A haute vitesse en tout terrain, quand les chemins sont
bien dégagés et que la visibilité permet de mettre du gros gaz, le train avant s'allège trop et
la direction devient floue, le pilote est donc incité rapidement à rendre les gaz. Certes
il nous a été possible de rouler fort en TT, mais avouons que le 800 cc à une
fâcheuse tendance à occuper toute la largeur du chemin quand l'aiguille du
compteur atteint 80 km/h et plus. Certes un bon pilote peut s'en accommoder mais
pour les plus sportifs d'entre vous il existe une solution qui résout en grande
partie le problème : la pose d'amortisseurs avants KONI spécialement étudiés
pour ce modèles. Selon POLARIS France, cela procure un gros changement de
comportement.
Confort,
reprises, puissance, seul ou à deux dessus, le 800 Sportsman ne laisse pas
indifférent : c'est un quad très attachant. Bien que d'un gros gabarit on
s'habitue très vite à le piloter et faire corps avec la machine. On se concentre
sur les trajectoires dans ces sous-bois pleins de virolos, sur la beauté des
paysages, discute avec madame la passagère : le quad se fait oublier, facile,
c'est un outil qui ne demande qu'a vous emmener toute la journée... D'ailleurs
c'est la signature des sportsman, ce sont des "machines à s'évader"... Le
confort indescriptible (faut essayer) d'un sportsman, plus ses capacités TT, c'est
le gage de pouvoir profiter pleinement de sa rando, en ayant l'esprit libre pour
vagabonder. Le quad, les trous, les bosses, les arbres en travers... pas un
problème, le popo fait son chemin, tranquillement. Sur de sa force, le sportsman
sait être docile pour que la rando soit un moment d'évasion et pas uniquement une activité
sportive pour initiés.
Comme c'est quand
même un 800cc, il peut aussi se montrer rageur aux mains d'un pilote
expérimenté, mais son truc, c'est la force tranquille, les chevaux il en
à, c'est pas une raison pour s'en servir à tout bout de champs. D'ailleurs quand
on roule avec des quads moins puissants, on se cale sur le rythme de la rando,
avec une grosse réserve de puissance sous la gâchette, et on profite de la
souplesse phénoménale du bicylindre à bas régime. Le 800 POPO aime
donc rouler avec des quads moins puissants, puisque de toute façons, c'est lui
le roi ;-).
Sportsman, roi des baroudeurs... à l'américaine !
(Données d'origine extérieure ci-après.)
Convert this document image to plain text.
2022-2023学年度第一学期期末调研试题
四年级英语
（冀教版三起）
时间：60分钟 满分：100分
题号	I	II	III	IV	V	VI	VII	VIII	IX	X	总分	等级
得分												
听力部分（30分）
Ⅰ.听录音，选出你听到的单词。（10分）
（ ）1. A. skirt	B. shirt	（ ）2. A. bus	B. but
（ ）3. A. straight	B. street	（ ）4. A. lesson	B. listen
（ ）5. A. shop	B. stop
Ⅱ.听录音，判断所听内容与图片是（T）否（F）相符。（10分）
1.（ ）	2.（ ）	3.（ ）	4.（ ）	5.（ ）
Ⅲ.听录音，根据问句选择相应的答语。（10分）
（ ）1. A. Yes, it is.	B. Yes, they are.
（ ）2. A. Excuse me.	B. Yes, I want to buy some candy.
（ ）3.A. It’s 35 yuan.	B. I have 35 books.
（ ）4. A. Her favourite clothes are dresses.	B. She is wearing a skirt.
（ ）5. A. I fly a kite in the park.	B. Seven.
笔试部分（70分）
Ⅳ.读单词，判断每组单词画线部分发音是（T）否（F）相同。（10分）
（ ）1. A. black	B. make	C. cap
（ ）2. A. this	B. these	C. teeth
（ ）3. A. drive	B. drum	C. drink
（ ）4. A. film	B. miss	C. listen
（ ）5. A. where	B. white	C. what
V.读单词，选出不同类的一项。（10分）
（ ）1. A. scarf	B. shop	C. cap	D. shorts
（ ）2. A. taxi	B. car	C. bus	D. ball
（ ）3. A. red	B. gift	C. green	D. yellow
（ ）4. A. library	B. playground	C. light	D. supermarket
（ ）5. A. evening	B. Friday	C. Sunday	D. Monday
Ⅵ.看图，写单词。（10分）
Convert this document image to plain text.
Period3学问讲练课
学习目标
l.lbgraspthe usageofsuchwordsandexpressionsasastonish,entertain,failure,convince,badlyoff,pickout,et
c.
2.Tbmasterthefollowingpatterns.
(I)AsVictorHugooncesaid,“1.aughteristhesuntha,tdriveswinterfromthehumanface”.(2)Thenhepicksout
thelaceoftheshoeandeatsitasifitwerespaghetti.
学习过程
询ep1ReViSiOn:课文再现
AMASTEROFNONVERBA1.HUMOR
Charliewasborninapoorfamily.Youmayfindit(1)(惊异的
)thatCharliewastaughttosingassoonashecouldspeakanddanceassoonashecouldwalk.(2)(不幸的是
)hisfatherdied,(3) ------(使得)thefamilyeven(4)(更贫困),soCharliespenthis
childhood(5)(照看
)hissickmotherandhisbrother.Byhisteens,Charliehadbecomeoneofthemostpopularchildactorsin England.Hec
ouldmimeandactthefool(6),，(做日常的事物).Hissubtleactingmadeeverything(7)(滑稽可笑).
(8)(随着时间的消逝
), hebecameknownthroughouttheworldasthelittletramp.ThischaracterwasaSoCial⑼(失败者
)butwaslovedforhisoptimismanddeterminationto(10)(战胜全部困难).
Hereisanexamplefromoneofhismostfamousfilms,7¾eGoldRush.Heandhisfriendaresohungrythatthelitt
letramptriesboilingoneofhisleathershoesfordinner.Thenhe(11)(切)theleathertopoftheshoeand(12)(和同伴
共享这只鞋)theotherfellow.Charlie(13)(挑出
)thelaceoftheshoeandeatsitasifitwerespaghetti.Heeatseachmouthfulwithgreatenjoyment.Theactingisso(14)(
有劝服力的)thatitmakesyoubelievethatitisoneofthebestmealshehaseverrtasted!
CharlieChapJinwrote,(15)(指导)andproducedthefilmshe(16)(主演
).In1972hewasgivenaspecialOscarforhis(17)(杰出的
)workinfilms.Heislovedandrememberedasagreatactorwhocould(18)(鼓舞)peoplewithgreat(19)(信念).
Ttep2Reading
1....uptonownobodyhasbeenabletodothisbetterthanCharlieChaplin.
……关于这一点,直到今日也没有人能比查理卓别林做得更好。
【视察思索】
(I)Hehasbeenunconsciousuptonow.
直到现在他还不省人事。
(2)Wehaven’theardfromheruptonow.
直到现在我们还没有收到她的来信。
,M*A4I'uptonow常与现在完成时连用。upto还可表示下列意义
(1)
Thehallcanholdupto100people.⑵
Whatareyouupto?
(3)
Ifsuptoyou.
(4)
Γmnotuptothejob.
Les constructeurs japonais et le Québécois B.R.P. font de belles machines en
terme de gros baroudeurs bi-cylindres, mais aucun ne peut aujourd'hui prétendre
proposer un véritable concurrent au sportsman 800 dans son domaine, la rando 'tout-confort'. Le 800 Outlander est plus
brutal, moins confortable et destiné à des pilotes au tempérament plus sportifs.
Le 750 Brute force lui, propose un confort plus limité et demande à être
élargi pour être plus stable en devers, alors que le 800 Polaris est livré prêt au baroud.
Le reste des gros baroudeurs (700 Grizzly, 700 King quad) dotés
de monocylindres, ne peuvent offrir un agrément moteur identique à ceux des
bi-cylindres. Un "TWIN" offre toujours plus de couple à bas et moyens régime, et
plus d'allonge à haut régime qu'un vulgaire "mono".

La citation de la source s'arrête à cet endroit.